Je souhaitais découvrir Octavia E. Butler depuis des années. Il aura fallu un regain de popularité sur les réseaux sociaux pour que je me décide, et il aura aussi été nécessaire que je fasse des recherches sur les livres impliquant les voyages dans le temps pour choisir celui-ci. Et quelle expérience!
De quoi ça parle
Dana est une femme noire qui habite la Californie en 1976. Elle est autrice, vient de déménager et est marie à Kevin, un homme blanc assez progressiste pour l’époque pour avoir marié une femme noire contre les souhaits de sa famille.
Dana va se retrouver ramener dans le Maryland de 1815, sur une plantation, alors qu’elle est appelée par Rufus, qui semble être l’un de ses ancêtres, qu’elle doit sauver pour que sa lignée existe. Et Rufus semble avoir un réel talent pour se mettre dans le trouble. Et Dana est noire. Sur une plantation.
Je crois que vous comprenez.
Mon avis
Commençons fort : ce roman est pour moi un coup de coeur. Un vrai. Un roman marquant, qui va certes là où on aurait pensé… mais pas tout à fait. Même si tout n’est pas expliqué, cette version du voyage dans le temps prend réellement le temps de confronter les visions du monde des voyageurs et des gens de l’époque. Dana est une femme libre, indépendante et elle tient à le rester. Elle n’est pas prête à tomber dans le schéma qui est attendu d’elle, surtout qu’elle ne comprend pas tout de suite ce qui lui est arrivé et où elle est tombée. Elle essaie. Elle essaie tellement. Mais vous pouvez vous imaginer qu’elle va se frapper à la réalité, même si le jeune maître blanc l’aime bien, même s’il semble presque parfois la respecter. La façon de voir les choses est tellement ancrée dans le quotidien, tellement intégrée dans les façons de penser qu’il est difficile à quel point le racisme est partout et semble « normal » à tous ces gens.

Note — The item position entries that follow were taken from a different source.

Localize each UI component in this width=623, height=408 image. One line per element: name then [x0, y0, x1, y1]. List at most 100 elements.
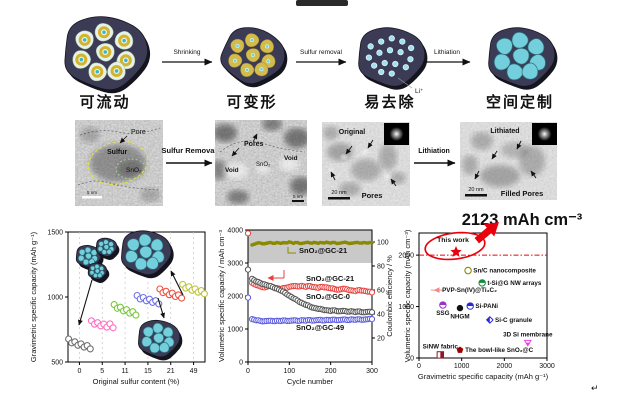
pore-arrow-icon	[491, 150, 498, 160]
y-tick-label: 1000	[227, 327, 243, 334]
lithiated-cell	[98, 241, 104, 247]
data-point-half	[526, 342, 530, 346]
diffraction-spot-icon	[389, 127, 404, 141]
data-point	[456, 304, 464, 312]
core-dot	[259, 67, 264, 72]
tem-patch	[501, 142, 529, 158]
lithiated-cell	[125, 250, 138, 263]
pore-arrow-icon	[345, 145, 353, 155]
x-tick-label: 21	[167, 368, 175, 375]
lithiated-cell	[78, 248, 86, 256]
step-label-flowable: 可流动	[79, 93, 130, 111]
pore-arrow-icon	[367, 139, 374, 149]
series-label: SnO₂@GC-0	[306, 292, 350, 301]
tem-patch	[262, 120, 282, 131]
void-region	[279, 157, 299, 171]
void-left-label: Void	[225, 167, 239, 174]
scalebar-label: 20 nm	[468, 187, 484, 193]
data-point-half	[439, 301, 447, 306]
series-label: SnO₂@GC-21	[299, 246, 347, 255]
li-ion-pointer-line	[397, 77, 413, 89]
lithiated-cell	[97, 246, 104, 252]
arrow-label-shrinking: Shrinking	[173, 49, 200, 56]
lithiated-cell	[493, 53, 511, 71]
point-label: Sn/C nanocomposite	[473, 268, 536, 275]
cropped-artifact	[296, 0, 348, 6]
x-tick-label: 0	[246, 368, 250, 375]
x-tick-label: 11	[121, 368, 128, 375]
y-tick-label: 1500	[47, 230, 63, 237]
chart2-xlabel: Cycle number	[287, 377, 334, 386]
lithiated-cell	[94, 268, 100, 274]
sulfur-dot	[407, 44, 415, 52]
lithiated-cell	[98, 265, 105, 271]
pore-spot	[362, 149, 368, 155]
pore-spot	[385, 174, 391, 180]
point-label: NHGM	[450, 313, 469, 320]
lithiated-cell	[84, 252, 92, 260]
lithiated-cell	[496, 37, 513, 55]
pore-spot	[328, 168, 334, 172]
tem-patch	[339, 182, 361, 196]
chart1-ylabel: Gravimetric specific capacity (mAh g⁻¹)	[29, 231, 38, 362]
scalebar	[82, 196, 102, 199]
tem-patch	[284, 128, 307, 148]
tem-panel-voids: Pores Void Void SnO₂ 5 nm	[215, 120, 307, 206]
chart3-ylabel: Volumetric specific capacity (mAh cm⁻³)	[403, 229, 412, 362]
chart2-ylabel-left: Volumetric specific capacity / mAh cm⁻³	[217, 230, 226, 362]
tem-patch	[80, 127, 100, 143]
step-label-deformable: 可变形	[226, 93, 277, 111]
sulfur-label: Sulfur	[107, 149, 127, 156]
lithiated-cell	[506, 63, 524, 81]
lithiated-cell	[97, 272, 103, 278]
tem-patch	[351, 159, 381, 181]
lithiated-cell	[527, 38, 545, 55]
core-dot	[114, 69, 119, 73]
capacity-point	[244, 266, 252, 273]
sulfur-dot	[376, 49, 383, 56]
schematic-row: Shrinking Sulfur removal Lithiation Li⁺ …	[64, 16, 558, 111]
y-tick-label: 0	[239, 360, 243, 367]
data-point	[464, 266, 472, 275]
pores-pointer-icon	[231, 147, 240, 157]
x-tick-label: 2000	[497, 363, 513, 370]
sulfur-dot	[392, 60, 399, 68]
core-dot	[79, 57, 84, 62]
y-tick-label: 4000	[227, 228, 243, 235]
filled-pores-label: Filled Pores	[501, 189, 544, 198]
scalebar	[328, 197, 350, 200]
void-right-label: Void	[284, 155, 298, 162]
lithiated-cell	[84, 246, 92, 254]
tem-panel-original-composite: Pore Sulfur SnO₂ 5 nm	[75, 120, 163, 206]
data-point	[200, 290, 208, 298]
tem-panel-lithiated: Lithiated Filled Pores 20 nm	[460, 122, 557, 200]
inset-arrow-icon	[170, 270, 184, 296]
ring-icon	[119, 54, 132, 67]
step-label-space-customized: 空间定制	[486, 93, 554, 111]
sulfur-dot	[399, 38, 406, 45]
pores-pointer2-icon	[252, 133, 258, 143]
pore-spot	[341, 154, 347, 160]
ring-icon	[118, 34, 131, 47]
chart-cycling: 0 100 200 3000100020003000400020406080100Sn…	[227, 228, 388, 376]
ring-icon	[75, 53, 88, 66]
scalebar-label: 20 nm	[331, 190, 347, 196]
y-tick-label: 0	[410, 356, 414, 363]
lithiated-cell	[162, 326, 174, 338]
data-point-half	[486, 316, 490, 324]
y-tick-right-label: 100	[377, 240, 389, 247]
lithiated-cell	[149, 342, 161, 354]
lithiated-cell	[511, 31, 529, 49]
ring-icon	[99, 45, 112, 59]
point-label: SiNW fabric	[423, 344, 459, 351]
point-label: The bowl-like SnO₂@C	[465, 347, 534, 354]
lithiated-cell	[78, 254, 85, 262]
lithiated-cell	[152, 322, 164, 334]
x-tick-label: 0	[417, 363, 421, 370]
chart1-xlabel: Original sulfur content (%)	[93, 377, 180, 386]
inset-arrow-icon	[77, 279, 93, 326]
inset-arrow-icon	[157, 297, 165, 319]
lithiated-cell	[94, 263, 100, 270]
lithiated-cell	[103, 244, 110, 250]
pore-arrow-icon	[474, 170, 480, 180]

Ici, le temps passe différemment dans le passé et dans le présent. Dana n’a aucun contrôle sur ses voyages ni sur la façon dont elle est traitée sur la plantation. Elle n’a pas le choix en fait. Elle voit de ses propres yeux ce qu’elle n’a vu que dans les livres d’histoire : la façon de traiter les Noirs comme des sous-hommes, la vente des enfants, les séances de fouet et les punitions pour un rien. On réalise l’inutilité de de la résistance passive, l’impossibilité de réagir et l’horreur des conséquences.
Et surtout, surtout, on apprend à connaître ces gens. Ils existent. Chacun est différent, chacun aspire à quelque chose sans trop oser rêver. Et ça fait mal de voir à quel point Dana s’adapte à la situation, à quel point elle n’a pas de choix. Et comment d’autres personnes réagissent différemment. L’évolution du jeune garçon malgré les tentatives de Dana de lui faire voir les choses autrement fait mal au coeur. Et le sort des personnes noires…
Bref, c’est réellement réussi. Ça parle de traumatisme intergénérationnel, du fait que ces personnes n’étaient pas différentes de nous, et que leur sort fait encore partie de ce nous sommes.
Un roman poignant.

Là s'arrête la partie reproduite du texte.